Conséquence : la résolution de l'instrument, c'est-à-dire
sa capacité à percevoir des détails fins, ne dépend
plus de la taille de son miroir, mais elle est limitée par les
effets de la turbulence de l'atmosphère.
Construire
les télescopes toujours plus haut
Pour s'affranchir des effets néfastes de l'atmosphère, on
construit systématiquement les observatoires sur des montagnes
soigneusement sélectionnées, où l'air est plus stable
et plus transparent qu'en plaine. Peine partiellement perdue, puisqu'au
sommet du Mont Paranal au Chili, avec un miroir de 8 m de diamètre
sans dispositif correcteur, les meilleures nuits permettent seulement
d'atteindre, dans le domaine du visible, la résolution théorique
correspondant à un télescope de 45 cm ! Apparue dès
1946, l'idée d'installer des télescopes en orbite terrestre,
donc au-delà de l'atmosphère, aboutit en 1990 avec le télescope
spatial Hubble, lorsque les possibilités techniques qu'elle demandait
furent disponibles. C'est un instrument de 2,4 m de diamètre, non
gêné par l'atmosphère, et donc doté d'un fantastique
pouvoir de résolution, qui est mis en orbite. Avec le système
d'optique adaptative NAOS, le VLT aura une résolution augmentée
d'un facteur trois par rapport à celle du télescope spatial
Hubble.
L'optique
adaptative, un système intelligent pour stabiliser et reformer
l'image
Avec l'optique adaptative, les astronomes ont enfin trouvé la solution
pour s'affranchir du brouillage dû à la turbulence atmosphérique
: il faut corriger en temps réel la distorsion de l'onde lumineuse
provoquée par les différentes couches atmosphériques
situées entre l'objet observé et le télescope. La
turbulence produit deux effets qui se superposent : elle déplace
l'image dans son ensemble et entraîne également une déformation
du front d'onde, qui n'étant plus plan mais tout bosselé,
produit de ce fait un flou en tout point de l'image. Il suffit donc en
théorie, de mesurer les déformations de l'onde incidente
au moyen d'un analyseur de surface d'onde et de piloter en temps réel,
à partir de cette analyse, deux miroirs qui ont chacun pour vocation
de corriger l'un des deux effets parasites. Le premier miroir doit être
finement orienté pour compenser le déplacement de l'image,
le second doit être correctement déformé afin de la
focaliser. Ainsi peut-on à la fois stabiliser et reformer l'image
de l'objet observé. Mais si le principe est séduisant, sa
mise en uvre n'est pas simple. Ainsi, le système du VLT requiert
185 moteurs pour déformer, avec une amplitude d'une dizaine de
microns, un miroir de 11 cm de diamètre et la forme de ce miroir
doit pouvoir être adaptée 500 fois par seconde pour suivre
au mieux les perturbations atmosphériques, qui changent à
une cadence très rapide.
Voir
plus petit, voir plus loin
L'optique adaptative restitue à un télescope au sol son
pouvoir séparateur, c'est-à-dire son acuité visuelle.

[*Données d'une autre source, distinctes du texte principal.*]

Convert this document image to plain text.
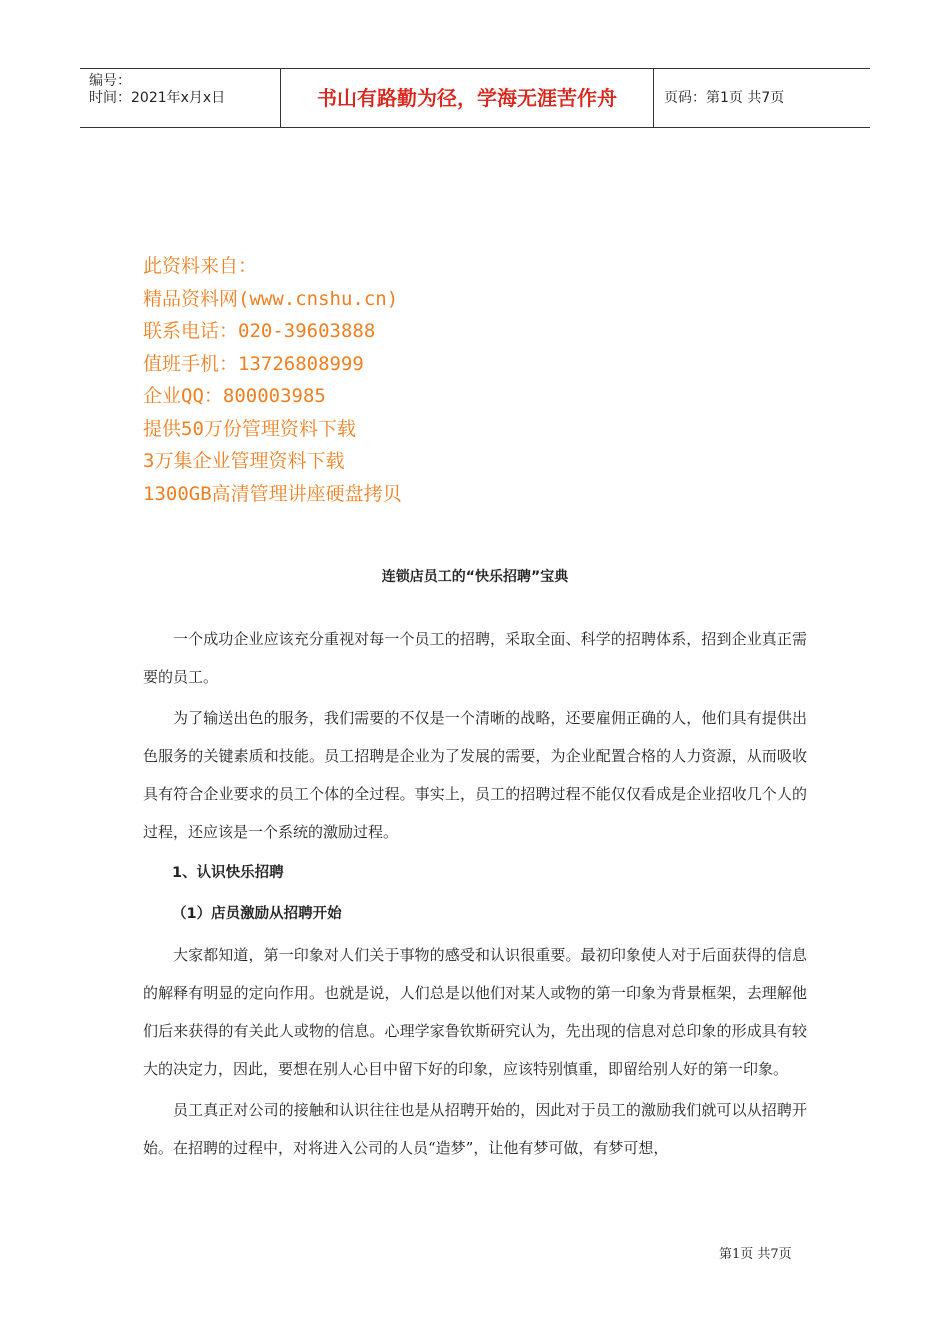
编号：
时间：2021年x月x日	书山有路勤为径，学海无涯苦作舟	页码：第1页 共7页
此资料来自：
精品资料网(www.cnshu.cn)
联系电话：020-39603888
值班手机：13726808999
企业QQ：800003985
提供50万份管理资料下载
3万集企业管理资料下载
1300GB高清管理讲座硬盘拷贝
连锁店员工的“快乐招聘”宝典

一个成功企业应该充分重视对每一个员工的招聘，采取全面、科学的招聘体系，招到企业真正需要的员工。

为了输送出色的服务，我们需要的不仅是一个清晰的战略，还要雇佣正确的人，他们具有提供出色服务的关键素质和技能。员工招聘是企业为了发展的需要，为企业配置合格的人力资源，从而吸收具有符合企业要求的员工个体的全过程。事实上，员工的招聘过程不能仅仅看成是企业招收几个人的过程，还应该是一个系统的激励过程。

1、认识快乐招聘

（1）店员激励从招聘开始

大家都知道，第一印象对人们关于事物的感受和认识很重要。最初印象使人对于后面获得的信息的解释有明显的定向作用。也就是说，人们总是以他们对某人或物的第一印象为背景框架，去理解他们后来获得的有关此人或物的信息。心理学家鲁钦斯研究认为，先出现的信息对总印象的形成具有较大的决定力，因此，要想在别人心目中留下好的印象，应该特别慎重，即留给别人好的第一印象。

员工真正对公司的接触和认识往往也是从招聘开始的，因此对于员工的激励我们就可以从招聘开始。在招聘的过程中，对将进入公司的人员“造梦”，让他有梦可做，有梦可想，

第1页 共7页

Avec NAOS, qui sera mis en service fin 2001 sur le quatrième télescope
du VLT, les astronomes atteindront le pouvoir de résolution théorique
du télescope dans l'infrarouge. Ils espèrent même,
dans des conditions favorables, pouvoir atteindre cette ultime limite
dans le visible. Ce regain d'acuité s'accompagne automatiquement
d'un regain de sensibilité, du seul fait de la meilleure et constante
focalisation de l'image. Des détails jusque là inobservables
sont révélés. L'optique adaptative apporte ainsi
au télescope le moyen de sonder l'univers beaucoup plus loin, tout
en menant des analyses beaucoup plus fines des objets observés.

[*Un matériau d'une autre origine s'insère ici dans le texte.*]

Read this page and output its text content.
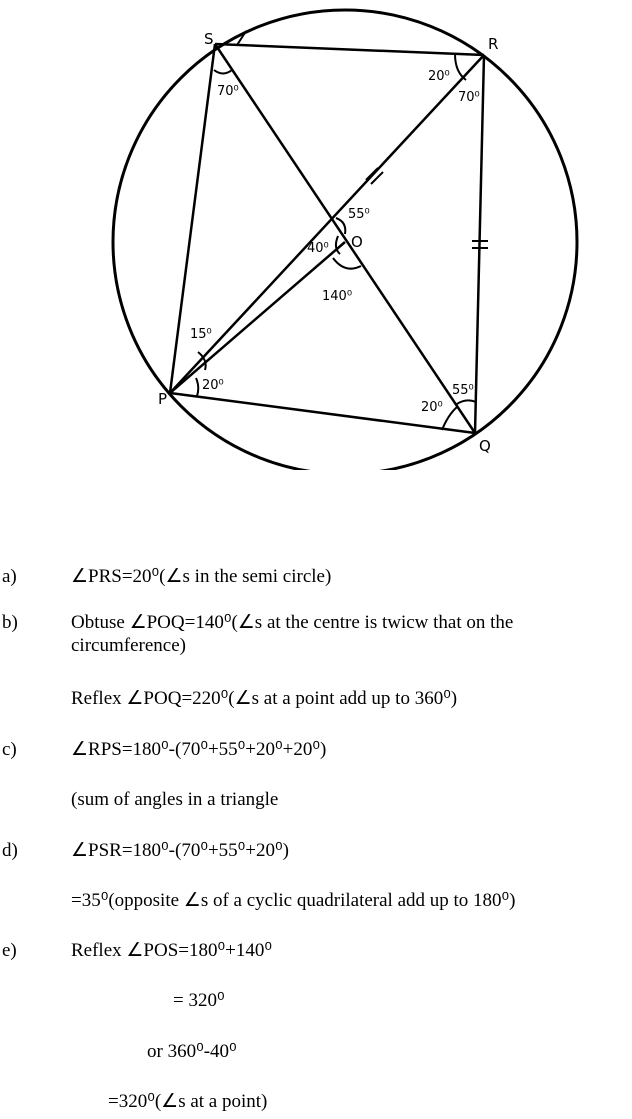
S	R
O
P
Q
70⁰
20⁰
70⁰
55⁰
40⁰
140⁰
15⁰
20⁰
20⁰
55⁰
a)	∠PRS=20⁰(∠s in the semi circle)
b)	Obtuse ∠POQ=140⁰(∠s at the centre is twicw that on the circumference)
Reflex ∠POQ=220⁰(∠s at a point add up to 360⁰)
c)	∠RPS=180⁰-(70⁰+55⁰+20⁰+20⁰)
(sum of angles in a triangle
d)	∠PSR=180⁰-(70⁰+55⁰+20⁰)
=35⁰(opposite ∠s of a cyclic quadrilateral add up to 180⁰)
e)	Reflex ∠POS=180⁰+140⁰
= 320⁰
or 360⁰-40⁰
=320⁰(∠s at a point)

Ainsi doté d'un incomparable pouvoir de résolution (observer
un ballon de football à 1000 km!) le VLT fournira aux astronomes
européens pendant les 10 années de la vie prévue
de NAOS, l'outil indispensable à l'étude des planètes
du système solaire, des environnements stellaires (enveloppes et
disques protoplanétaires), ou de l'évolution des galaxies,
pour ne citer que quelques exemples.